L.S. PECK, K. MEIDLINGER¹ and P.A. TYLER¹. British Antarctic Survey, High Cross, Madingley Road, Cambridge, CB3 0ET, UK. ¹Southampton Oceanography Centre, Waterfront Campus, European Way, Southampton, SO14 3ZH, UK.

Larvae of the Antarctic brachiopod Liothyrella uva (Broderip 1833) were cultured from the gastrula stage at 18 days post-fertilisation to settlement at 65 days post-fertilisation. L. uva broods its larvae and releases them over a wide range of developmental stages from early gastrula to larvae competent to settle. Developmental times were obtained from the time taken for larvae released at early developmental stages to reach later developmental stages. On settlement mantle reversal was observed, and 4 bundles of mantle setae observed. This was prior to any evidence of calcification of the shell. Laboratory trials showed more larvae settling on conspecific shells than other available substrata (rock, tile, glass or plastic). Some larvae took many days to settle, whereas on a few occasions settlement was observed within minutes of release, and in these cases larvae settled mainly around the outer edges of the parental shell. Settlement numbers were too few to assess any effects of rugosity or shell shape. Field trials found more larval settlement on live conspecifics than dead shells. Field trials also found larval settlement occurring in the mid to late austral summer. L. uva is a species which, in caves and large crevices, occurs in a continuous pavement several layers thick, at densities over 500 m^-2, being reminiscent of brachiopod assemblages from previous epochs. These settlement characteristics would facilitate the production of such assemblages.

Alberto PÉREZ-HUERTA. Departamento de Geología, Universidad de Oviedo, Oviedo, Spain.

In spite of their potential for biostratigraphic correlation of Cambrian sequences in the Cantabrian Zone, brachiopods were commonly ignored in favour of trilobites and archaeocyathans. However, preliminary survey of the Zone has proved that brachiopods are reasonably diverse and abundant and show promise for at least regional correlation within the platform environments. Careful re-investigation of old collections and study of new specimens recollected in classical localities showed that about seven species and a few assemblages could be recognized. The publication of Volumes 2 and 3 of the Revised Edition of the Treatise on Invertebrate Paleontology, Part H (Brachiopoda), with the description and distribution of most Cambrian taxa, will greatly help the systematic and phylogenetic study of these brachiopods.
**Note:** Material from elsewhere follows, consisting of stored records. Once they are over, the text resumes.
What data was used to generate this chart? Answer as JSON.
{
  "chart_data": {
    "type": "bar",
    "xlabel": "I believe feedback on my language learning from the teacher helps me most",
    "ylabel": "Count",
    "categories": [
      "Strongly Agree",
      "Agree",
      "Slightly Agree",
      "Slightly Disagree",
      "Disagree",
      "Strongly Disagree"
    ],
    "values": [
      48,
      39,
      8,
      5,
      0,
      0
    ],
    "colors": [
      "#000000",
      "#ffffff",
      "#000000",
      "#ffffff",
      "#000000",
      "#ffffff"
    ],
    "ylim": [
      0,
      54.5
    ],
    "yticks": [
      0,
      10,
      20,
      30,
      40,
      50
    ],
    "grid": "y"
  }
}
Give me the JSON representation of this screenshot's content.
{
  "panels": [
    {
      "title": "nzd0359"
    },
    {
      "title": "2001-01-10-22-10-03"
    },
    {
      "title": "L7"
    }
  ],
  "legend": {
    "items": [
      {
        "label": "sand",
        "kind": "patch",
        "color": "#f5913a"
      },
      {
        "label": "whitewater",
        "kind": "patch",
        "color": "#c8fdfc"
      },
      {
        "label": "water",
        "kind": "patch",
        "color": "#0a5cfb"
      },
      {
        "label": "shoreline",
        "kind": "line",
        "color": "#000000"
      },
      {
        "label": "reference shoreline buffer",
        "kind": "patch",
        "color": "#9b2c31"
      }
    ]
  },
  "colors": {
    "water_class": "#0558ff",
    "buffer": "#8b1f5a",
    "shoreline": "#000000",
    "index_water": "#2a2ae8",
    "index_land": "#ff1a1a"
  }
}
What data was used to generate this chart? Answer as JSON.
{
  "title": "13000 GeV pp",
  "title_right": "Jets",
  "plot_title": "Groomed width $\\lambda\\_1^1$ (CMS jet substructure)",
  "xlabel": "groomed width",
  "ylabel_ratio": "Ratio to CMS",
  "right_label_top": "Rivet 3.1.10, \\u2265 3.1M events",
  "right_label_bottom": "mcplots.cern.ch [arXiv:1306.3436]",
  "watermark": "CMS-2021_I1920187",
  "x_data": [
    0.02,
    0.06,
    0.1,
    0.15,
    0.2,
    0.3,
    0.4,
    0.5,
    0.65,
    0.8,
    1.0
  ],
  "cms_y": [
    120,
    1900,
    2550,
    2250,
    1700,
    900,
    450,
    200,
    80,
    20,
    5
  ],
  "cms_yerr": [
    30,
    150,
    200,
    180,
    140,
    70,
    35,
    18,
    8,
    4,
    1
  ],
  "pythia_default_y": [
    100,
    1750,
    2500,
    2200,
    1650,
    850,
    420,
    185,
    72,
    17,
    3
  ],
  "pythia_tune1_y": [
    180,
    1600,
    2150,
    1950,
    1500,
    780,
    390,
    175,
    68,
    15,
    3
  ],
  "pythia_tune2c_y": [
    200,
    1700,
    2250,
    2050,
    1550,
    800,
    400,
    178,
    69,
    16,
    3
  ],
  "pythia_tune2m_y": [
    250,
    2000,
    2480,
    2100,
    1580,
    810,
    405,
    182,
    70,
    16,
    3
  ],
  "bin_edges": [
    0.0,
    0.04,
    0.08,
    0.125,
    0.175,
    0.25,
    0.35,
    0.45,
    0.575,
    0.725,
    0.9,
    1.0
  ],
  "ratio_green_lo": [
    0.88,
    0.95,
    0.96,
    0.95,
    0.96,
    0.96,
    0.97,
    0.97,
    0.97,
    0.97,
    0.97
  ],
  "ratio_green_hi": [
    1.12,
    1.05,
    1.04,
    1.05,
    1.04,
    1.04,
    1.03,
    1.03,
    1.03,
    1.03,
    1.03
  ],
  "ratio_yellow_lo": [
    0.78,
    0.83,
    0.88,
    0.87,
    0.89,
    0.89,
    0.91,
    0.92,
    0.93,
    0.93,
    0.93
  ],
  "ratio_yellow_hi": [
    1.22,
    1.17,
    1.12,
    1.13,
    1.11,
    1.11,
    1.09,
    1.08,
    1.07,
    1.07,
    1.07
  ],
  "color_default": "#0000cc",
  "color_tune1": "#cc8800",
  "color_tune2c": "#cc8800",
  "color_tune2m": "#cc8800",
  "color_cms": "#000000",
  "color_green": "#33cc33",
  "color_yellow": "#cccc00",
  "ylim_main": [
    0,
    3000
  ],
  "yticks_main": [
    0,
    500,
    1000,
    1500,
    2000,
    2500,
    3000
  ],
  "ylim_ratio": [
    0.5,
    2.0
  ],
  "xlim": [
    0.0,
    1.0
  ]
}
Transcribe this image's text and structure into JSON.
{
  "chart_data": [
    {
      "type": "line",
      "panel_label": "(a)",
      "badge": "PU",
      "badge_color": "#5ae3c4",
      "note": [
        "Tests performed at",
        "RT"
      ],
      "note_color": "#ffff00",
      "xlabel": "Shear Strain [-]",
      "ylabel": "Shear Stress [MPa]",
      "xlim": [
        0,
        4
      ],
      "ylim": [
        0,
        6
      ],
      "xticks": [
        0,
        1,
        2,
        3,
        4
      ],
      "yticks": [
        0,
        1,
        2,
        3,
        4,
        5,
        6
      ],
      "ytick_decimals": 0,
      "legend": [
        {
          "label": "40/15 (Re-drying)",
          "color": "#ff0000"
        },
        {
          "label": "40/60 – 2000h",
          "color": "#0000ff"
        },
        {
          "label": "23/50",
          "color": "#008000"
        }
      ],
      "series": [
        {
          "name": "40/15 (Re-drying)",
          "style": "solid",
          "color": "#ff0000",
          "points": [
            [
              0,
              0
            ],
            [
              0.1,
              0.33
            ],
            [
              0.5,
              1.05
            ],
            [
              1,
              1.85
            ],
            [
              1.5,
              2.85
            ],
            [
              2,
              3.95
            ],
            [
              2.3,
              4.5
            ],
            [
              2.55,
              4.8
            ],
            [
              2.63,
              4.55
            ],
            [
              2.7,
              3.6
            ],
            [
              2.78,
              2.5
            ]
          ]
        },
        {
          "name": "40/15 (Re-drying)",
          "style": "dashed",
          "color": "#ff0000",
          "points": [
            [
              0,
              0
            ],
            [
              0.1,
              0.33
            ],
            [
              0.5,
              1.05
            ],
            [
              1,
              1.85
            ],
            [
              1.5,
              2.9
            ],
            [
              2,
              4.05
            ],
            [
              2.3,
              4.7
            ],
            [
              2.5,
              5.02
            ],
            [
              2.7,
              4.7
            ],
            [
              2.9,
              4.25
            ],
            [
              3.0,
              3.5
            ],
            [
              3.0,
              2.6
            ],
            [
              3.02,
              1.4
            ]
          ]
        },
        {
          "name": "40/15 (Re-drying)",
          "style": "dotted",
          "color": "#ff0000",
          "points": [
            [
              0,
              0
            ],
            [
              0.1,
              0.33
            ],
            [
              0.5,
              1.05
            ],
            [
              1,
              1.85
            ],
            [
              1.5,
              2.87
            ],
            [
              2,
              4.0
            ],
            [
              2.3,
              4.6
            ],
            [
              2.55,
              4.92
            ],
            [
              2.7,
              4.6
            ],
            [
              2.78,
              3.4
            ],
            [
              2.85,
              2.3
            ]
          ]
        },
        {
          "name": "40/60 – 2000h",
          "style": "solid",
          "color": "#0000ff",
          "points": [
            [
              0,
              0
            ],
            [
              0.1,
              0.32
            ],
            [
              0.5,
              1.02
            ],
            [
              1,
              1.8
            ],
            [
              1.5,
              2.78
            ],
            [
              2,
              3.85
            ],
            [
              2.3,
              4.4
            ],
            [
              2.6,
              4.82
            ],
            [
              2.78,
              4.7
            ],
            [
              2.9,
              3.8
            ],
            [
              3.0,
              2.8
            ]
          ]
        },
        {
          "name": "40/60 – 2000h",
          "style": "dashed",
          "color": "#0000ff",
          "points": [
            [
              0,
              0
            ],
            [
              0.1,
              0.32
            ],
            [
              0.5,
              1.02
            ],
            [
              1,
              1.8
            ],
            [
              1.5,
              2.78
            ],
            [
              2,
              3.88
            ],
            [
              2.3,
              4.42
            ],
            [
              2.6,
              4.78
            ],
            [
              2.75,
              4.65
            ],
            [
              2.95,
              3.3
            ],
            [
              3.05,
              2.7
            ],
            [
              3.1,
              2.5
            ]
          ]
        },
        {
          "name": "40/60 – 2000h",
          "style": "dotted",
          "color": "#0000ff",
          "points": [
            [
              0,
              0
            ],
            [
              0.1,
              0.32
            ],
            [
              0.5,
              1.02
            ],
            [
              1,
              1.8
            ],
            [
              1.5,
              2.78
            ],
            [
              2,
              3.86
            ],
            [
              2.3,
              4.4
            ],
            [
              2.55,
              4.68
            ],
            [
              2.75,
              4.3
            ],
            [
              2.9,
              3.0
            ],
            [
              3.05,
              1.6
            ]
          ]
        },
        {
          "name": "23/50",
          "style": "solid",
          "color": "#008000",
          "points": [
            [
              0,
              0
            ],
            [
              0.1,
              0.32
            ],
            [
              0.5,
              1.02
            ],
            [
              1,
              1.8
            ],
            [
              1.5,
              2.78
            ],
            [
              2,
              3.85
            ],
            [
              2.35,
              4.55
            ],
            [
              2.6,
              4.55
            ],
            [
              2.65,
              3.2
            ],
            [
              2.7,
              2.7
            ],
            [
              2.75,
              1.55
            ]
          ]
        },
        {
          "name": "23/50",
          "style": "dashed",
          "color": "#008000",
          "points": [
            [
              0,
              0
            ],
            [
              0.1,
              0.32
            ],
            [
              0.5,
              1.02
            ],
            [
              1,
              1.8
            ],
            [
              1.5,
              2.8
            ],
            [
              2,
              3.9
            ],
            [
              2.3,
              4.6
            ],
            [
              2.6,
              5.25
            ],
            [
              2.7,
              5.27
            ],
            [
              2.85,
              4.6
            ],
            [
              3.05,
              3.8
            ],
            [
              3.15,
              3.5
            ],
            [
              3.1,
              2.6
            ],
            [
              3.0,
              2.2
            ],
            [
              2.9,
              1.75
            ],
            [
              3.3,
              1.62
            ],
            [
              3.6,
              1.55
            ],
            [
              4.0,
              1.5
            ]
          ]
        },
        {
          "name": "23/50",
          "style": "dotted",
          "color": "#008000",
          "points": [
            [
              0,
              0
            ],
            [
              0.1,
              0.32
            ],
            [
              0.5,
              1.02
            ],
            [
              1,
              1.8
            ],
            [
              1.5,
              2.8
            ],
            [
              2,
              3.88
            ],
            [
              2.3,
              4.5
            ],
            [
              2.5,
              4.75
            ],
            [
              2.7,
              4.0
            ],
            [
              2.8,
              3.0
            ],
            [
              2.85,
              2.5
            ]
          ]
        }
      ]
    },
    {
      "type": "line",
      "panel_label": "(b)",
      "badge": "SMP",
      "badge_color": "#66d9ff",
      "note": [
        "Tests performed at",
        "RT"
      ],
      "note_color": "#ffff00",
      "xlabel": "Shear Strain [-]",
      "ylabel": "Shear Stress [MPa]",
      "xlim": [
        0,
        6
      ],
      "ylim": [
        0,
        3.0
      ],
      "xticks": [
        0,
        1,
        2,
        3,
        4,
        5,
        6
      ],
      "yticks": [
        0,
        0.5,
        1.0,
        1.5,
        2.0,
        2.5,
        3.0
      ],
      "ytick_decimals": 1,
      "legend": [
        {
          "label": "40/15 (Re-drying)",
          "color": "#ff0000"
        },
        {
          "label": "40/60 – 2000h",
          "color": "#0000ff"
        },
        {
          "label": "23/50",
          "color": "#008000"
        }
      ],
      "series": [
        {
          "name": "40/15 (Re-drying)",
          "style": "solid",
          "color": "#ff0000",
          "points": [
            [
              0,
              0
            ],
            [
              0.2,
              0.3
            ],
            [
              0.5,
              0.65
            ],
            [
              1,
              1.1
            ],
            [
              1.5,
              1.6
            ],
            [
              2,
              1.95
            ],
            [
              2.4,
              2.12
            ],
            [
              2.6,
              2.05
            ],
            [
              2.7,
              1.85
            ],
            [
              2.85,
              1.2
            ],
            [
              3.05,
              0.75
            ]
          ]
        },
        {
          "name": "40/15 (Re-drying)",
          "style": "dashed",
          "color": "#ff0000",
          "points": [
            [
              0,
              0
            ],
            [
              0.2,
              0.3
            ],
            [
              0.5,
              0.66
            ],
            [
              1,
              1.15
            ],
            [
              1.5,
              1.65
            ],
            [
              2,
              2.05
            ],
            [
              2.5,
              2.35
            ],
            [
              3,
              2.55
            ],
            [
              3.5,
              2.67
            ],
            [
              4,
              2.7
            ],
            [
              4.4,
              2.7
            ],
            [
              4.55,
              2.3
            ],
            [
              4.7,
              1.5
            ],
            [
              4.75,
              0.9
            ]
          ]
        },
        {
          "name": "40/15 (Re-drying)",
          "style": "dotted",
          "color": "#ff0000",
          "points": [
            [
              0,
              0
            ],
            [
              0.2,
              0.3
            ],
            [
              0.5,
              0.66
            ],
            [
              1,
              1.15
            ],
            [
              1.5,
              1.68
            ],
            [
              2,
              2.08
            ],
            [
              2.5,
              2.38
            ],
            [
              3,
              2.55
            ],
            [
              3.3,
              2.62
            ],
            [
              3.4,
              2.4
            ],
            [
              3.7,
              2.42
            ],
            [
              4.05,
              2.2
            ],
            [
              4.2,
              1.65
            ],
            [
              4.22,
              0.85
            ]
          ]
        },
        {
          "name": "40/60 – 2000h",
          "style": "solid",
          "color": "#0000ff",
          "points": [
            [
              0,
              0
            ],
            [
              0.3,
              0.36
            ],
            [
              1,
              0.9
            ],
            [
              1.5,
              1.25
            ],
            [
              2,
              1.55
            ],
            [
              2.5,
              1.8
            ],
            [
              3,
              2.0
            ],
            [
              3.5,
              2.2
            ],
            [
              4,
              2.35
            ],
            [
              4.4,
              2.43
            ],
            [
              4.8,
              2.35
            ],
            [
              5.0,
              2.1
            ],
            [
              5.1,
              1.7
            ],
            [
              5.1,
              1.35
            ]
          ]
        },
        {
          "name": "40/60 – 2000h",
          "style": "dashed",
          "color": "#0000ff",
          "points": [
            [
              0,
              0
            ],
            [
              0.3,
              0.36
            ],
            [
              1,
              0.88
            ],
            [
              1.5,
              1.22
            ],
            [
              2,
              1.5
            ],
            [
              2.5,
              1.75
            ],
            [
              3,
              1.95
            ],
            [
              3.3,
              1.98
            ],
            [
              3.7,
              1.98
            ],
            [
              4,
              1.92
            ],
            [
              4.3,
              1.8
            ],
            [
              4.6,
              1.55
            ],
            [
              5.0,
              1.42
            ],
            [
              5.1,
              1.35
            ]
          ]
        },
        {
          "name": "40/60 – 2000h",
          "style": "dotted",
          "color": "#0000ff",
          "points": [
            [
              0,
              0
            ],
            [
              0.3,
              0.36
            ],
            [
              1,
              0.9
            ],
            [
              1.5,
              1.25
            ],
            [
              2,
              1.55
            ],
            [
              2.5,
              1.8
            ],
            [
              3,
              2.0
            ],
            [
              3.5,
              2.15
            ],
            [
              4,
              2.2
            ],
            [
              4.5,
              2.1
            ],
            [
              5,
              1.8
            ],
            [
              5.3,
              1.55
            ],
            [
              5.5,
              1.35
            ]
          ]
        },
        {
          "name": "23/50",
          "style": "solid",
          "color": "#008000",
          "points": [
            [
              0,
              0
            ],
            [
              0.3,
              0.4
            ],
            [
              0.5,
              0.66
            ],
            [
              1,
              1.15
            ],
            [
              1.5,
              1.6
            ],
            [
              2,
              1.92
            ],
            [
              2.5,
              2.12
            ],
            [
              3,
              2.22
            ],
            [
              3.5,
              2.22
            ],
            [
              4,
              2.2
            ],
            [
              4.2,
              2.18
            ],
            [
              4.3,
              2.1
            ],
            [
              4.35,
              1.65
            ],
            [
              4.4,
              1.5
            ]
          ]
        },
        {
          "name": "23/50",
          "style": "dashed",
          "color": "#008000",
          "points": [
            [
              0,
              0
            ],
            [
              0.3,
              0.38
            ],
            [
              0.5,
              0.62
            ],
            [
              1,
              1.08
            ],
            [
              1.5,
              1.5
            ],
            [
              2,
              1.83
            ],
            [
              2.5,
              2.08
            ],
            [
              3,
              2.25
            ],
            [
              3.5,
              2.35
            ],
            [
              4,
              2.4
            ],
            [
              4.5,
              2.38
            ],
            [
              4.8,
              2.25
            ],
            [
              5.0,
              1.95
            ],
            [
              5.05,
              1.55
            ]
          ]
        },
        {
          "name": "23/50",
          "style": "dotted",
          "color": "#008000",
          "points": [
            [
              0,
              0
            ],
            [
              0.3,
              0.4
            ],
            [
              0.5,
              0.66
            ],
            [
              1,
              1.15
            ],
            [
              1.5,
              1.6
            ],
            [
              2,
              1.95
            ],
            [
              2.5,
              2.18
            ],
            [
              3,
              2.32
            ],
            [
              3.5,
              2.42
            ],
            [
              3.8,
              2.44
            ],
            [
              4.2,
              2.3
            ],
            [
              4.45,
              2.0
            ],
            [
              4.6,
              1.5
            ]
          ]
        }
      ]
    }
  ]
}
The preliminary results, presented here in much abbreviated form, were obtained in the frame of a wider project. The main objective of this project is to document all ‘articulate’ and ‘inarticulate’ Cambrian brachiopods from the Cantabrian Zone (North of Spain), to discuss their morphology, systematic position and phylogenetic relationships, and make preliminary comments on their biostratigraphic and paleobiogeographic significance.